The legislative agenda of universal empowerment that the Members of the Caucus shall collectively pursue shall include, but are not limited to: the creation of universal access to a world-class education from birth through post secondary level; the creation of universal access to quality, affordable health care and the elimination of racially based health disparities; the creation of universal access to modern technology, capital, and full, fairly compensated employment; the creation and or expansion of US foreign policy initiatives that will contribute to the survival, health, education, and general welfare of all peoples of the world in a manner consistent with universal human dignity, tolerance, and respect, and such other legislative action as a majority of the entire CBC membership from time to time may support.

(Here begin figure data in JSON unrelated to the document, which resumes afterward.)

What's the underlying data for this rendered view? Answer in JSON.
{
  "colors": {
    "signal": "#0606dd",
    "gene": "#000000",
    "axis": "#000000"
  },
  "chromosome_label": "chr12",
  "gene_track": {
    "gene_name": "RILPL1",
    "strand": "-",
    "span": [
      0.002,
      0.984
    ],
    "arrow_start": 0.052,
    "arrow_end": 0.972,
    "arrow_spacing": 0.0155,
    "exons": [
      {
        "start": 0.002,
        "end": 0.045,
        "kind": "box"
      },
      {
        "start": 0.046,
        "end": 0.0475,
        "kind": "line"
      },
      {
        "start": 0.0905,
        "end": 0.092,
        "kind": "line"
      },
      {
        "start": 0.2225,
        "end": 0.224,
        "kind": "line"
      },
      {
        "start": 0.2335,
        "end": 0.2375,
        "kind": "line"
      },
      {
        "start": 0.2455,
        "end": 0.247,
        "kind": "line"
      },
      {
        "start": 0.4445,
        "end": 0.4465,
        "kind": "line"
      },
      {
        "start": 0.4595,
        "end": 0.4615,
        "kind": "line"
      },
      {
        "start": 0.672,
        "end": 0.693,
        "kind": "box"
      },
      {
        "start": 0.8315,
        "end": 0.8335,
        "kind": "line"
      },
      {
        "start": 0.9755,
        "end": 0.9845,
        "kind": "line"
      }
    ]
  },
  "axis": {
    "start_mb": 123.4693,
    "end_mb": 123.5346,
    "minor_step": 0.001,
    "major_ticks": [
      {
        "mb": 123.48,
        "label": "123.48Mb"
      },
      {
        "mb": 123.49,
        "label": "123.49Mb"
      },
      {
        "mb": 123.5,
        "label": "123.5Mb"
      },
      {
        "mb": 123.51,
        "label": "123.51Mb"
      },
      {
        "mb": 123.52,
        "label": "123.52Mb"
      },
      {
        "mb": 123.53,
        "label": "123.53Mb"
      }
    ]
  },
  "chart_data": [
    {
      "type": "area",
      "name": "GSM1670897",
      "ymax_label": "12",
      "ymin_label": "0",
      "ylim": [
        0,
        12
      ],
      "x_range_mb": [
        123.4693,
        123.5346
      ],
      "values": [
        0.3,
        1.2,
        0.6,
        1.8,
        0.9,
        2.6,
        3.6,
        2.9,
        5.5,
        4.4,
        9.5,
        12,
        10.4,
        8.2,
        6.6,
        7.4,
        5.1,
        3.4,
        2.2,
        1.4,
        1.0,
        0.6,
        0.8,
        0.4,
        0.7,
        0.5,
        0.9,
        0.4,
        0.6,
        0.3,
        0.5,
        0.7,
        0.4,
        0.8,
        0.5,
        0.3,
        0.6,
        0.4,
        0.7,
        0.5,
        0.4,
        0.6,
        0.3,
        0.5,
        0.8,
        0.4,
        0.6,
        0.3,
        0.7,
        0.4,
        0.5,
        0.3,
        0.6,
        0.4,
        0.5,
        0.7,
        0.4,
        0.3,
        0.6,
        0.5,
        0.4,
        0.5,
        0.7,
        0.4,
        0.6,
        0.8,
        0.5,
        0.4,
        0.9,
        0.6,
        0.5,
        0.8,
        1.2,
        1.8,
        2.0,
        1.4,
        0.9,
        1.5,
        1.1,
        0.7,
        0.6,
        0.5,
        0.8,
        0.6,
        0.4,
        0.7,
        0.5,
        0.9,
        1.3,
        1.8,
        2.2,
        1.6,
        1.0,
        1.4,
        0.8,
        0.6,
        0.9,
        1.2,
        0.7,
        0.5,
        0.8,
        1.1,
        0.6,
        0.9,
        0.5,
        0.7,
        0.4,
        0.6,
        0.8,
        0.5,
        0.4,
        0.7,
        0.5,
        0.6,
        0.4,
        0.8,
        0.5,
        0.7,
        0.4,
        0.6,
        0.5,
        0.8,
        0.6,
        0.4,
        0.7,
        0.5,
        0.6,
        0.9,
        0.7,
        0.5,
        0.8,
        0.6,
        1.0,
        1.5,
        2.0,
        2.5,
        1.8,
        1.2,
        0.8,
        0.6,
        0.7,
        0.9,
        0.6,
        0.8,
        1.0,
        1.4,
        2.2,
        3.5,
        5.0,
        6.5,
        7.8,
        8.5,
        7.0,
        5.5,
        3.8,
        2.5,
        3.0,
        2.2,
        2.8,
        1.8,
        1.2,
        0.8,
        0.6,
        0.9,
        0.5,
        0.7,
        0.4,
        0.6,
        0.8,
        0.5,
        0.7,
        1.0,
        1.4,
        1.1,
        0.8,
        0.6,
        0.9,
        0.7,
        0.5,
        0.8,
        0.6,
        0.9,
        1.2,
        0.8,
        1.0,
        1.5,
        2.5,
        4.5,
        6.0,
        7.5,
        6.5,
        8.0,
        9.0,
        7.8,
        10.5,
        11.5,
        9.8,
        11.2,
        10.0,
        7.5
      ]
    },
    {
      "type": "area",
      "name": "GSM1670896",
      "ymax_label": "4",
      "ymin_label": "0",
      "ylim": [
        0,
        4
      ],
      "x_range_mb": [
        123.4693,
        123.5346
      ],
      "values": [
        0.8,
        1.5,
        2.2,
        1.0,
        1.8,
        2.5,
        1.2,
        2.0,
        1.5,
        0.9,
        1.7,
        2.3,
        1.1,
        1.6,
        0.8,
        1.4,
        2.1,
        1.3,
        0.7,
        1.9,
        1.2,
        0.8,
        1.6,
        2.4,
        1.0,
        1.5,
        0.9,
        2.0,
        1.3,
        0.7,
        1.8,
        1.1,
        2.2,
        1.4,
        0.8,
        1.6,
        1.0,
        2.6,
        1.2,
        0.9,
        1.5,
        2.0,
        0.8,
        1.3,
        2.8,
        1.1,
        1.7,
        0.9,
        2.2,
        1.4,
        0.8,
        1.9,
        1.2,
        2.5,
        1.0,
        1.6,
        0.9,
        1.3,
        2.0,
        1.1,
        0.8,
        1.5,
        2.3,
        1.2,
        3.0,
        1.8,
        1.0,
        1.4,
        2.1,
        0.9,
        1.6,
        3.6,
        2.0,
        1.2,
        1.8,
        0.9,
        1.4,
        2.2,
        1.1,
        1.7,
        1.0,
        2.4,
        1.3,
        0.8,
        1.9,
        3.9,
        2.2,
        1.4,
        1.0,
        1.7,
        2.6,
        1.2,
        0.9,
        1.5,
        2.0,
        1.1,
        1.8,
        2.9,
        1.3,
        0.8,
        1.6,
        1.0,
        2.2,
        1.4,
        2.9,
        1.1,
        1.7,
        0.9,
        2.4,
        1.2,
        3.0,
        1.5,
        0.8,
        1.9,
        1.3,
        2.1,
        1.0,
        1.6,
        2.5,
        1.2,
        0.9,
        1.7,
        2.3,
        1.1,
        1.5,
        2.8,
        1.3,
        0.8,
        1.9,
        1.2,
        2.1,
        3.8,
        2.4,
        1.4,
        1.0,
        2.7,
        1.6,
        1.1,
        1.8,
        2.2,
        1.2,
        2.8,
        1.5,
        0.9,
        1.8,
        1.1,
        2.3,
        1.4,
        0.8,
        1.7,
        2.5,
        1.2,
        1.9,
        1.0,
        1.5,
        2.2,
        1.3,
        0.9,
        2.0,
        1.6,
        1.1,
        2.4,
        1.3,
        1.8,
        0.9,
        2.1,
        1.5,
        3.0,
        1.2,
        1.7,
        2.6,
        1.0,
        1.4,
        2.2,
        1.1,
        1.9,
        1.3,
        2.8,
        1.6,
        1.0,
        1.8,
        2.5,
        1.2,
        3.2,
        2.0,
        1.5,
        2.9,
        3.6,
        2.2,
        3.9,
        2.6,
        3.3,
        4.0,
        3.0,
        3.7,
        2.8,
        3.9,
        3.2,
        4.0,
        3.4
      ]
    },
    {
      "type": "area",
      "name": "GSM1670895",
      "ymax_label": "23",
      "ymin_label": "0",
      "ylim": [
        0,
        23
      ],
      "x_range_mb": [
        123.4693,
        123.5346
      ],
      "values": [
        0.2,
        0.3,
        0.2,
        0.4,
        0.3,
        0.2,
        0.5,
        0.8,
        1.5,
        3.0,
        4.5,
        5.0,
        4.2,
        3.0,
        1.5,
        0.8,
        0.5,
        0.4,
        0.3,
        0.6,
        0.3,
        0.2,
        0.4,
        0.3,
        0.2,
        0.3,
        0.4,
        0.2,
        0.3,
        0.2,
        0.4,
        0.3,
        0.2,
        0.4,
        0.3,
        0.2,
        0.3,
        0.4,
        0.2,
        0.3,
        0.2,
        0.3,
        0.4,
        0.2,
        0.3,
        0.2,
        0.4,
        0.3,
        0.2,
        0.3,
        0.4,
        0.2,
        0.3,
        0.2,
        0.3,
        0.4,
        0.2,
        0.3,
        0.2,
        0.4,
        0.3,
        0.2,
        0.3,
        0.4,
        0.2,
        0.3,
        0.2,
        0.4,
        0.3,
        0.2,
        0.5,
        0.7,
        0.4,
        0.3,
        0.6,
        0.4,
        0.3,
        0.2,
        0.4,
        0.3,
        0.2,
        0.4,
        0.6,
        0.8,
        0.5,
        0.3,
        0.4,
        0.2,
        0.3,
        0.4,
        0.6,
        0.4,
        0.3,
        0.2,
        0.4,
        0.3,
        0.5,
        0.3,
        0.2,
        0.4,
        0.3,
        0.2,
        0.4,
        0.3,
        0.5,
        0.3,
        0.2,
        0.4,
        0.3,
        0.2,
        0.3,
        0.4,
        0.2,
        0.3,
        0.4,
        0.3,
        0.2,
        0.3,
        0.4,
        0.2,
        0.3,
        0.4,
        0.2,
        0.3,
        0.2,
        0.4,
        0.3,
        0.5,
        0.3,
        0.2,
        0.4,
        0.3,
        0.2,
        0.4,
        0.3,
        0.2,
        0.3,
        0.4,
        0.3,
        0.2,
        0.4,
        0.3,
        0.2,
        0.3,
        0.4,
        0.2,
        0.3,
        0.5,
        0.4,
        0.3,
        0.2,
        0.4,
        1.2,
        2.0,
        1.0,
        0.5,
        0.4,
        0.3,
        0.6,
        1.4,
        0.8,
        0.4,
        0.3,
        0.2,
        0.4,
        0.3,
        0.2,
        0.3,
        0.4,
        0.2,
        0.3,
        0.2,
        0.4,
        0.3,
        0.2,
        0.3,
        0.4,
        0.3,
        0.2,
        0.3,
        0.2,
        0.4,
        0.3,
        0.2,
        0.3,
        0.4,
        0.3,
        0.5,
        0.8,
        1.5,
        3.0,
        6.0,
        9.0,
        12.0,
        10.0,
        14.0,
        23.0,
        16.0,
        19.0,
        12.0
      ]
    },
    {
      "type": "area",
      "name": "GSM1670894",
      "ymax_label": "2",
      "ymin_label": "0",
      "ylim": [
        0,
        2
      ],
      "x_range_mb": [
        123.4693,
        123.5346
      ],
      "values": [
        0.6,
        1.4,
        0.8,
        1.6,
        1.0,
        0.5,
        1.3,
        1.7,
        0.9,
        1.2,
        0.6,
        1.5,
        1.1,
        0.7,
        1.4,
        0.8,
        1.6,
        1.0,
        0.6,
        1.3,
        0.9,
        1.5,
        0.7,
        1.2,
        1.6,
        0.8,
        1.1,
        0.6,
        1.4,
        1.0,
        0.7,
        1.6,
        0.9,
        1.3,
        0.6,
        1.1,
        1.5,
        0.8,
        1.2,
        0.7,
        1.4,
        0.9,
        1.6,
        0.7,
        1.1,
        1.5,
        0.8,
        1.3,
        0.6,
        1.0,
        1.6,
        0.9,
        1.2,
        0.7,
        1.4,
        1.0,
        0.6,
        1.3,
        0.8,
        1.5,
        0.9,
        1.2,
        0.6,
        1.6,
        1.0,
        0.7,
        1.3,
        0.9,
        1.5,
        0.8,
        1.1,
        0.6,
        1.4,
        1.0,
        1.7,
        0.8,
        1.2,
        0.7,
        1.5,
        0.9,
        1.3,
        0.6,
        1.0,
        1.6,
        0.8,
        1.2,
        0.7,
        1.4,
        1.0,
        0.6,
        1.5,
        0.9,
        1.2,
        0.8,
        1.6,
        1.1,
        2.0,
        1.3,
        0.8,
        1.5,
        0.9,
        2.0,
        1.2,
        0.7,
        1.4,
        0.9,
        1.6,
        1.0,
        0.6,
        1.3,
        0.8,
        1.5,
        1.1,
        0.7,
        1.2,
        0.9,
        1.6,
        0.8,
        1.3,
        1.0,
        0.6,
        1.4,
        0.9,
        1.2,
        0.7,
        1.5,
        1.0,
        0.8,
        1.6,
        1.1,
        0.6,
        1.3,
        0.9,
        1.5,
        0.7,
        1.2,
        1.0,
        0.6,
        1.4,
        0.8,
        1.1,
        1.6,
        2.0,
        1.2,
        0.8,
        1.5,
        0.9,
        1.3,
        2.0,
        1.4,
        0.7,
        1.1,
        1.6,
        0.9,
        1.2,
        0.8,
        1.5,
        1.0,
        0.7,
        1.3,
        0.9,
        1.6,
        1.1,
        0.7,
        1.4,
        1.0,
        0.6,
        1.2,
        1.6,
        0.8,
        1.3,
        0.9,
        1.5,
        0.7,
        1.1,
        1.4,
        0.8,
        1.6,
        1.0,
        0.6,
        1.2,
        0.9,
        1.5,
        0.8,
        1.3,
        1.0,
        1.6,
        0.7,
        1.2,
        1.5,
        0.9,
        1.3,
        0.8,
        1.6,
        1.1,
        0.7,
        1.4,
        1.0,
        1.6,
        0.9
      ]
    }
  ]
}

Now with that in mind, consider the organization's no-white's policy. Remember House member Stephen I. Cohen from Tennessee who represented a 60 percent poverty stricken black district? Cohen said if he was elected he would become the "first white member" of the CBC. He was told by one of the CBC member William Lacy Clay, Missouri, whites need not apply.
"Mr. Cohen asked for admission, and got his answer...It's time to move on...It's an unwritten rule. It's understood. It's clear."
http://www.factcheck.org/2008/01/con...r-blacks-only/
More food for thought on this exclusive club who claims to want to live out the dreams of Martin Luther King and fight to ensure "that everyone in the United States has an opportunity to live out the American Dream."
"From 2004 to 2008, the Congressional Black Caucus’s political and charitable wings took in at least $55 million in corporate and union contributions, according to an analysis by The New York Times, an impressive amount even by the standards of a Washington awash in cash. Only $1 million of that went to the caucus’s political action committee; the rest poured into the largely unregulated nonprofit network. (Data for 2009 is not available.)
"The caucus says its nonprofit groups are intended to help disadvantaged African-Americans by providing scholarships and internships to students, researching policy and holding seminars on topics like healthy living.
"But the bulk of the money has been spent on elaborate conventions that have become a high point of the Washington social season, as well as the headquarters building, golf outings by members of Congress and an annual visit to a Mississippi casino resort.
"In 2008, the Congressional Black Caucus Foundation spent more on the caterer for its signature legislative dinner and conference — nearly $700,000 for an event one organizer called 'Hollywood on the Potomac' — than it gave out in scholarships, federal tax records show."
http://www.nytimes.com/2010/02/14/us...pagewanted=all
Now, perhaps you personally knew or have received an education on Martin Luther King, Jr., waynet and you can school us all on what he stood for and what he acheived before his death. But I ask what do you think Martin Luther King, Jr., woud say about the recent scandals of the CBS members like NY's Charlie Rangal, California's Maxine Waters, Illinois Rep. Jessee Jackson Jr. California Rep. Laura Richardson, Florida's own Kendrick Meek and Eddie Johnson of Texas.
All under the flag of the exclusive Black's only Democrat Congressional Black Caucus who will keep another black and Democrat in office without any consideration for another candidate.
I think Shelby Steele Steele sums it up in a 2001 interview: "Martin Luther King was speaking to an America that had not yet fully acknowledged its wrong in slavery and segregation. And so it became a major theme in the civil rights movement to lead with our humanity, to lead with what we have in common, to deemphasize race because race is a barrier to our rights. After America admitted its wrong in the 1964 Civil Rights Bill, the 1965 Voting Rights Act, and so forth, it gave blacks moral authority. And all of a sudden the very racial identity that we had deemphasized because it kept us behind the walls of segregation we now embraced because it brought us social programs, affirmative action, and advantages in American life that other groups did not have. That’s how I think it happened.
"We made a mistake when we based our claim on American society on our race rather than on our humanity. We reestablished race as a powerful force in American life, and since that time we’ve all been preoccupied with what we created, an identity politics, in which each group pursues its rights based on its race rather than on its citizenship as Americans. It wasn’t wrong for us to expect that after four centuries of repression there would be some assistance. But it was profoundly wrong of us to turn around and embrace race ourselves because we thought it would bring us certain advantages."